The December 7th issue of the Puget Sound Business Journal published a November Trends analysis of multi-family apartment rent for the SMSA (Seattle Metropolitan Statistical Area). Seattle rents dropped in that month .07%. The median rents were compared for both one bedroom, and two bedroom units. Multifamily rents going up or down in other areas varied significantly with Bellevue rents going up and in fact, exceeding rents in Seattle.

Starting over two years ago, the professionals of Seattle Commercial Real Estate began to predict, with apparently astonishing accuracy, what is happening in the multi-family market in greater Seattle. First the rate of increase in rents slows, then flattens.

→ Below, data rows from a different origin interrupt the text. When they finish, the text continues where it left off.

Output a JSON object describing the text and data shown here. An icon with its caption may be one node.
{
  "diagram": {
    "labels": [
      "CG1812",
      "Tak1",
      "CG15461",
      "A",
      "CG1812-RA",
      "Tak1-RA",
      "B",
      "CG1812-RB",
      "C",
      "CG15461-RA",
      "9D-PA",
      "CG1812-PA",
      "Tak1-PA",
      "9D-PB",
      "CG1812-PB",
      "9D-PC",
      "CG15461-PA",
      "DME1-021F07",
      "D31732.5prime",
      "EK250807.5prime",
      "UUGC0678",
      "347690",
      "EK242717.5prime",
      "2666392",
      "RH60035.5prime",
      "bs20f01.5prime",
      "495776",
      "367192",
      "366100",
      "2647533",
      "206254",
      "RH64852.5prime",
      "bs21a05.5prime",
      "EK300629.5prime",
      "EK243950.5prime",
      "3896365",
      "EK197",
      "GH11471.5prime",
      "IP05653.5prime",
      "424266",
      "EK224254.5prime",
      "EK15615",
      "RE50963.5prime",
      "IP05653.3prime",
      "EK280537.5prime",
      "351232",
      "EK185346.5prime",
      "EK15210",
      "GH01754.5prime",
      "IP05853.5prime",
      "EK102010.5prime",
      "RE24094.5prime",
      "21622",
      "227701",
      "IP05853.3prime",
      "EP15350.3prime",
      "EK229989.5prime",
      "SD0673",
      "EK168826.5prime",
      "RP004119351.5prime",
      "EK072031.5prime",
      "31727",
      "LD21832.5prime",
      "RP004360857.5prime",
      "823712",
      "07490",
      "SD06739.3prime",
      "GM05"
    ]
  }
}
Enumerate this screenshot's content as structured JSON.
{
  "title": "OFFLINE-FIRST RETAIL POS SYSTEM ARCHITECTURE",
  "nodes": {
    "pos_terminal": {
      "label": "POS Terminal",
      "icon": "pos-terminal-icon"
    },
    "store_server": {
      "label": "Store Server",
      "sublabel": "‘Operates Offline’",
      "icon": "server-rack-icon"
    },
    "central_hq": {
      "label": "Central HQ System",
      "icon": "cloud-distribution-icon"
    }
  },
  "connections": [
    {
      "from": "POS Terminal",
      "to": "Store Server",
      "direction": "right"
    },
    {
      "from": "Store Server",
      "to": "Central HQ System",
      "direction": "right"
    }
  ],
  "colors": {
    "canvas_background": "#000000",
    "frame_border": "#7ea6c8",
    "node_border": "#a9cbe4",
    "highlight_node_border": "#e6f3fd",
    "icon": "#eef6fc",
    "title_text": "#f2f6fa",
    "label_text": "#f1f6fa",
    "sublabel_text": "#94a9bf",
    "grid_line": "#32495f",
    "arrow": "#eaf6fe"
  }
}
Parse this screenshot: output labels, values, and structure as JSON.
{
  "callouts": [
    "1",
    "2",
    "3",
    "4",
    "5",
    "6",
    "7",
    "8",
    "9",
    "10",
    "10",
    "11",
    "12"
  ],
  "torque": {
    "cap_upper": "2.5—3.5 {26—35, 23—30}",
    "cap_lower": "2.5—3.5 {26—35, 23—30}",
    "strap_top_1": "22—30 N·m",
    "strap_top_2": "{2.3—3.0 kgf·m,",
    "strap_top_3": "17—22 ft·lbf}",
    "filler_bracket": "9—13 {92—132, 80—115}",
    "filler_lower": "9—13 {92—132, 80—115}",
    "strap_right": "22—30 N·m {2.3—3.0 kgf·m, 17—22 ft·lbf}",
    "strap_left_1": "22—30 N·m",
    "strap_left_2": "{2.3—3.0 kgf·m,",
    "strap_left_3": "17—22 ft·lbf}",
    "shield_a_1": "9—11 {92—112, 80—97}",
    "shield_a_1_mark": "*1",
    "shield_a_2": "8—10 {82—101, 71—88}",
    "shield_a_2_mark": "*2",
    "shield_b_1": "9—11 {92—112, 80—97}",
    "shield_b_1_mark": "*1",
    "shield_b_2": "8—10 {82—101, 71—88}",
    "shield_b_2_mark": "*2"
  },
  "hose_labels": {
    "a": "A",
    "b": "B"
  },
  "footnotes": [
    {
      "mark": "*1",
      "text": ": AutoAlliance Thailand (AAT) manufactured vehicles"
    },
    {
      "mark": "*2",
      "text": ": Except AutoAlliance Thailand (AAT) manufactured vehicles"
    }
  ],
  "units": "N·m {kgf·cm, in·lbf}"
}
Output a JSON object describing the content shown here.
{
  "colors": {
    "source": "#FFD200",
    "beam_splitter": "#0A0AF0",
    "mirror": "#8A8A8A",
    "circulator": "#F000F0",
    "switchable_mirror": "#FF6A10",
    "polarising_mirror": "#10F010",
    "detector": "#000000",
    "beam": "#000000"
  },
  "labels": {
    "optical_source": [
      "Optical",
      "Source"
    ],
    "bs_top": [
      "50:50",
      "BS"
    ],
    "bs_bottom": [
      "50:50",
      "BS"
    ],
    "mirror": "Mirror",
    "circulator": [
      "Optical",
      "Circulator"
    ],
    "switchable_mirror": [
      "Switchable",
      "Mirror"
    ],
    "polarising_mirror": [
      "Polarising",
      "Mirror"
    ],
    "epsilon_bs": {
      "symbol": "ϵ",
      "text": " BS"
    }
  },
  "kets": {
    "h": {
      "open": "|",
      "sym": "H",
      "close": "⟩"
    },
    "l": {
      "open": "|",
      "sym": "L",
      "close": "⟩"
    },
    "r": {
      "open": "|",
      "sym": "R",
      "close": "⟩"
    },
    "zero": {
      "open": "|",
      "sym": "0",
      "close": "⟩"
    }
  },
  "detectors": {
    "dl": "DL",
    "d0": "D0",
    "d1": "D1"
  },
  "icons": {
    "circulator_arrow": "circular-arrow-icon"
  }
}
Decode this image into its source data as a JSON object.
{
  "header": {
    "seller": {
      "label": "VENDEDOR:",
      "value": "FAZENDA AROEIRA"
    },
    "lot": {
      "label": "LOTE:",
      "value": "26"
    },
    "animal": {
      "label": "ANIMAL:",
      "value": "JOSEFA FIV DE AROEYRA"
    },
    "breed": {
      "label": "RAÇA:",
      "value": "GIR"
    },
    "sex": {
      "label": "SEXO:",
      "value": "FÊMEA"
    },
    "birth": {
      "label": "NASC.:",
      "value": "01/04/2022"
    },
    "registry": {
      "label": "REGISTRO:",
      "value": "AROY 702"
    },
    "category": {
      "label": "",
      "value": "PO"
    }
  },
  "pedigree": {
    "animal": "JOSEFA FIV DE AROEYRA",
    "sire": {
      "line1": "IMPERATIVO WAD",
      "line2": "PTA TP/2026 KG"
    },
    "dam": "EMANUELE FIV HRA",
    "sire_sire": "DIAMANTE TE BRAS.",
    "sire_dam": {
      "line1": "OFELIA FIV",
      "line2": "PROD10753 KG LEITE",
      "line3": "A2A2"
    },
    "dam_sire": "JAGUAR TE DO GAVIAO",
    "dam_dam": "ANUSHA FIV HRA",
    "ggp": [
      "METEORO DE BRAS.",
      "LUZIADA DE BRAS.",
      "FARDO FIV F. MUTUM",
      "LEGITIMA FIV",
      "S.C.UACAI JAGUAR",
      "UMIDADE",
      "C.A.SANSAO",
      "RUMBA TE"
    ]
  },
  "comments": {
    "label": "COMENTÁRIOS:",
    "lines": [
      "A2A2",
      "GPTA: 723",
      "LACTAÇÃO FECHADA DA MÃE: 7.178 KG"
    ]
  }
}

Next property managers decrease deposits and offer free rent incentives as a move-in consideration. In the meantime, the market has existing construction that produces more product, further exacerbating the decline in demand and then rents drop. We are confident in projecting that this trend will continue for at least another year or more. It should reach bottom at about the same time as we head into a form of national recession.

Seattle Commercial Real Estate is a strong advocate of “fertilizer money” which is the expenditure of funds to maintain properties so that rents give back the highest return. We also advocate for reserves and for large equities in our investment properties. We have been there before and we will be there again, so the real estate cycle is not a shock. It is, however, reality.